The Argument for Parenthood

It is often suggested that having children has a negative net effect on the happiness of the parents. Economist Bryan Caplan disagrees, suggesting that studies have missed the evidence suggesting that parents sacrifice more than they need to and overestimate the long-term effects of parenting on a wide range of child outcomes (including education, morality, obesity, and general demeanour).

Caplan’s next book is the intriguingly titled Selfish Reasons to Have More Kids and in this essay for The Wall Street Journal he outlines his core argument for why we should have children:

While the popular and the academic cases against kids have a kernel of truth, both lack perspective. By historical standards, modern parents get a remarkably good deal. […]

It’s also true that modern parents are less happy than their childless counterparts. But happiness researchers rarely emphasize how small the happiness gap is.[…]

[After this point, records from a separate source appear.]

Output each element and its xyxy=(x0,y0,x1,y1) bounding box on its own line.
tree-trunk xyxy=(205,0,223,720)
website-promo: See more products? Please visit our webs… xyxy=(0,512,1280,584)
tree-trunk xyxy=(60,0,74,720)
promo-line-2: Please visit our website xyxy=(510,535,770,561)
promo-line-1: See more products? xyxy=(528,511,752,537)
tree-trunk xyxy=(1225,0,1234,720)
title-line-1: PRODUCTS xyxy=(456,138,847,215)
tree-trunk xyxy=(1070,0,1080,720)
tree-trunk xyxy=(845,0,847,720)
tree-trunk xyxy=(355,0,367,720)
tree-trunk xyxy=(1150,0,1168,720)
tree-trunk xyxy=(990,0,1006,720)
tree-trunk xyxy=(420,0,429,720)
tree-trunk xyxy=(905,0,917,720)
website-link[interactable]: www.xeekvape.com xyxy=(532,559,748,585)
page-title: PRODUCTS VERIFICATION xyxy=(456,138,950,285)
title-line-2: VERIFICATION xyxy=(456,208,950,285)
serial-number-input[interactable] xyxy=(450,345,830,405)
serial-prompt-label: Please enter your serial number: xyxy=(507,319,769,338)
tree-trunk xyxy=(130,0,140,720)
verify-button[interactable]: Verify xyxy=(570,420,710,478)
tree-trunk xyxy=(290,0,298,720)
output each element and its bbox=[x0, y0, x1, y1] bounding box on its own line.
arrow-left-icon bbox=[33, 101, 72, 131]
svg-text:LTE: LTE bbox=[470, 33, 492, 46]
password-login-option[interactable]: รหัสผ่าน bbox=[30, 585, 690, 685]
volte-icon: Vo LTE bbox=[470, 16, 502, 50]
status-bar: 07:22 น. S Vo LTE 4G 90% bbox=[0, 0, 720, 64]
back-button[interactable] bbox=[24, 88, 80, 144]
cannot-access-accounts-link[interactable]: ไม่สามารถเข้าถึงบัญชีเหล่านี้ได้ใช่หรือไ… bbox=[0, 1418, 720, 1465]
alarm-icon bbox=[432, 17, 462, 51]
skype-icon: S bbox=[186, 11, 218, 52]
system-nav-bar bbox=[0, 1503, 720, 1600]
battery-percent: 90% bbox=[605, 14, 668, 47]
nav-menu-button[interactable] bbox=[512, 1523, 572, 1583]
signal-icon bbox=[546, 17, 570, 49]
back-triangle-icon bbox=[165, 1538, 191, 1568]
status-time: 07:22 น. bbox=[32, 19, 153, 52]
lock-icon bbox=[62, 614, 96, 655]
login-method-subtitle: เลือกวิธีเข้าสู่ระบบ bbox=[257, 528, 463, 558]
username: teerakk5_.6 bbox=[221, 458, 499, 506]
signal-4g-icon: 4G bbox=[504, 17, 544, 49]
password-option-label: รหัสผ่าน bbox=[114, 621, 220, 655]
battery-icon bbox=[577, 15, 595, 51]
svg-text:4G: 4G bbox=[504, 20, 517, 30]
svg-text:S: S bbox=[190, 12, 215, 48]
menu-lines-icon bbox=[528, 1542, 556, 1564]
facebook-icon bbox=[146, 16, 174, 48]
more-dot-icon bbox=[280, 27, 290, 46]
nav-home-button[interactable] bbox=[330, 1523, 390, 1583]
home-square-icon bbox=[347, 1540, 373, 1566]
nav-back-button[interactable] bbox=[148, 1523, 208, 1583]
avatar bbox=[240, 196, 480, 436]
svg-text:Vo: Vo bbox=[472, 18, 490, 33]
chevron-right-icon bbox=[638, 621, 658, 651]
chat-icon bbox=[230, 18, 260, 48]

If […] you’re interested in kids, but scared of the sacrifices, research has two big lessons. First, parents’ sacrifice is much smaller than it looks, and childless and single is far inferior to married with children. Second, parents’ sacrifice is much larger than it has to be. Twin and adoption research shows that you don’t have to go the extra mile to prepare your kids for the future. Instead of trying to mold your children into perfect adults, you can safely kick back, relax and enjoy your journey together—and seriously consider adding another passenger.